Bazen birini gerçekten çok seversiniz ama o sizi çok yorar veya çok üzer. Sevmekle anlaşmak aynı şey değildir. Aşkla mutluluğun hiçbir ilgisinin olmaması gibi. Çabalarınız sonuç vermediğinde de vazgeçersiniz.

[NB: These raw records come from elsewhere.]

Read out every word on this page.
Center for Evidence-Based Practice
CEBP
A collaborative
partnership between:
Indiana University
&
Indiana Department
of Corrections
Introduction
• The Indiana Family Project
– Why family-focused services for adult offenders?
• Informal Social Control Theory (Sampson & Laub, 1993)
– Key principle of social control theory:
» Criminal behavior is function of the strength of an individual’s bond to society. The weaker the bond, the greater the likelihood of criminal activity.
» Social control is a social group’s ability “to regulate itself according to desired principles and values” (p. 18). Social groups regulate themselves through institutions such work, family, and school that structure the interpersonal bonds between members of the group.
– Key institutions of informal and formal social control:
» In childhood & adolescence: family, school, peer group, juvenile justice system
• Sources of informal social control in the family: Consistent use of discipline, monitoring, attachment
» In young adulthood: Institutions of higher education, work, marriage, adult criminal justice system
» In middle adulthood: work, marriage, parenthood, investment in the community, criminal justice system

Aynı kitabınızda “Okudukça öğrenirsiniz, öğrendikçe de sizi büyüleyen şeyler azalır.” diyorsunuz. Sizce çok bilmek zararlı mı?
King Crimson diye ünlü bir rock grubunun kullandığı bir söz vardır. “Bilgi ölümcül bir dozdur.” Çok okudukça, bir yandan ne kadar az şey bildiğinizi öğreniyorsunuz. Bir yandan da artık sizi etkileyen şeyler azalıyor. Yazarlar olarak mesleki bir deformasyon yaşıyoruz. Bir kitabın ilk 20 sayfasını okuduğumda hikâyenin nereye gideceğini artık tahmin edebiliyorum. Dolayısı ile benim için bir heyecanı kalmadı.

Kendinize ait bir yazma ritüeliniz var mıdır?
Kitaplarımı evimde kütüphanemin olduğu yerde yazmayı tercih ederim. Sokakta yürürken ya da bir yerde otururken notlar alırım. Yazmaya başlamadan önce klasik müzik açarım. Onun dinlendirici atmosferinde çalışmaya başlarım. Bunun dışında herhangi bir ritüelim yok. Yazmak benim için özel bir ortam veya hazırlık gerektiren bir eylem değil, hayatım bir parçası.

Sizin sevdiğiniz yazar veya kitaplar hangileri?
Ben esasında şiirden ve müzikten çok etkilenmiş bir yazarım. Türk şiirini ilk zamanlarından, Ahmet Haşimlerden, Yahya Kemallerden beri araştır ve okurum. Çok şahane bir şiir geleneğimiz var. Benim yazı tarzım da şiire yakındır. Müzisyenlikten gelen bir alışkanlıkla sese de çok dikkat ederim.
 
Edebiyata merak duyan günümüz gençlerine hangi önerilerde bulunabilirsiniz?
Kitaplar arasında klasiklere ayrı bir önem veririm. Klasikleri okumak çok önemli bir şey. Temel bilgiyi onlardan alırsınız. İnsan prototiplerini ve hayatın size ileride getireceği her şeyi orada görürsünüz. Örneğin Balzac, Dostoyevski, Tolstoy, Shakespeare çok önemli yazarlar. Onları takip etmeleri faydalarına olacaktır.